Deploy via the Juju GUI
The easiest was to get going is via the GUI.
Go to jaas.ai and in the search bar enter the phrase “Anssr Hadoop”. In the results bar you’ll see a bundle. Select this bundle and click on “Add to new model” in the top of the bundle page.
Once added to a new model, you can see the charms laid out on the canvas. You can see that the bundle consists of 5 applications and by default 5 machines are used to deploy it.
The applications are Namenode, Resource Manager, Workers, Client, and Plugin. This is a fully working Hadoop stack and, once deployed, it will spin up 3 workers to distribute the processing load. As here we’re just testing, we can keep costs down and reduce this to 1. To do this, click on the Worker charm (this is the leftmost icon). This should bring up some details on the top left.

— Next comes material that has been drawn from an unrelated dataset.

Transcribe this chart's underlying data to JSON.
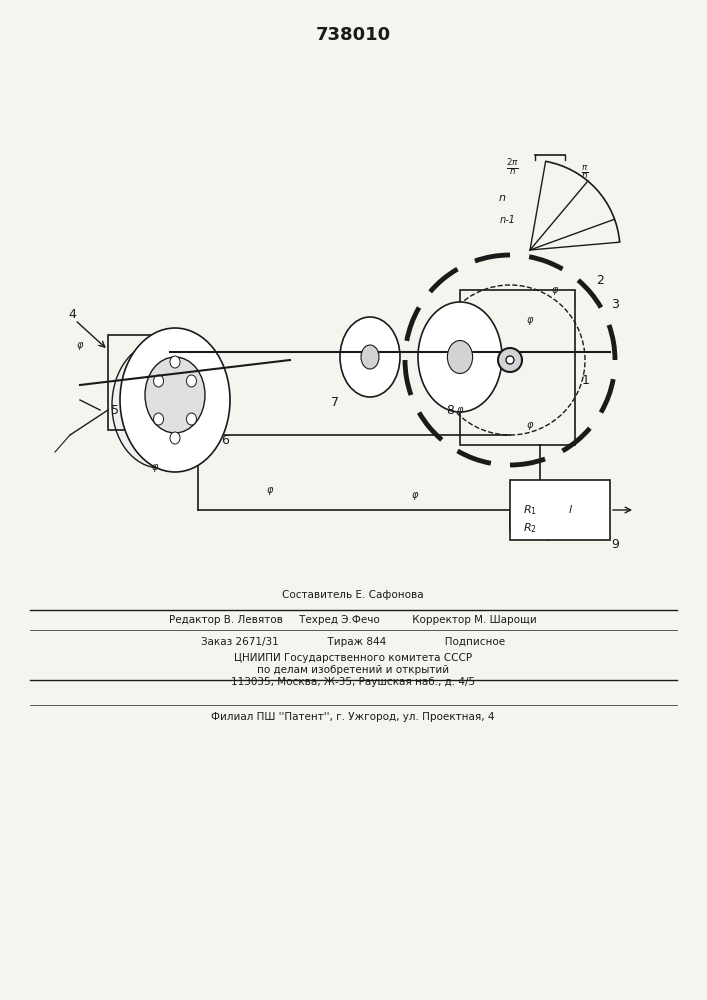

Click on Units, check 2 of the checkboxes, and click the remove button.
Once you’ve done this, click “Commit changes” on the bottom right-hand corner of the screen.
If you’ve not logged into the charm store. at this point you will be asked to Login or Sign up to Juju. This uses Ubuntu One so, if you’ve already got an account there, you can enter it here.
Next you will be asked where you want to deploy your Hadoop cluster. Depending on your cloud choices, you can then select from AWS, Azure or GCP. You will need to enter your cloud credentials. You may upload your SSH key using the manual SSH key entry or else use the Github or Launchpad key installers. Make sure to click the “Add key” button before moving on.
From there you then need to click the “Commit” button.
As machines get started and applications deployed, the charms on the canvas should get different coloured outlines to indicate their status. You can also find out more about their current state by clicking on the Status tab. When finished, all the charms should be in the Active state with a ready status message.
Deploy via CLI
If on the other hand you prefer using the CLI, this is how you do it.
First you need to add a model:
juju add-model streaming <cloud name>
More details can be found here.
Then you can deploy anssr-hadoop
to this model:
juju deploy cs:~spiculecharms/anssr-hadoop
And scale down the workers for this tutorial:
juju remove-unit worker/1 worker/2
To keep an eye on what’s going on, run:
juju status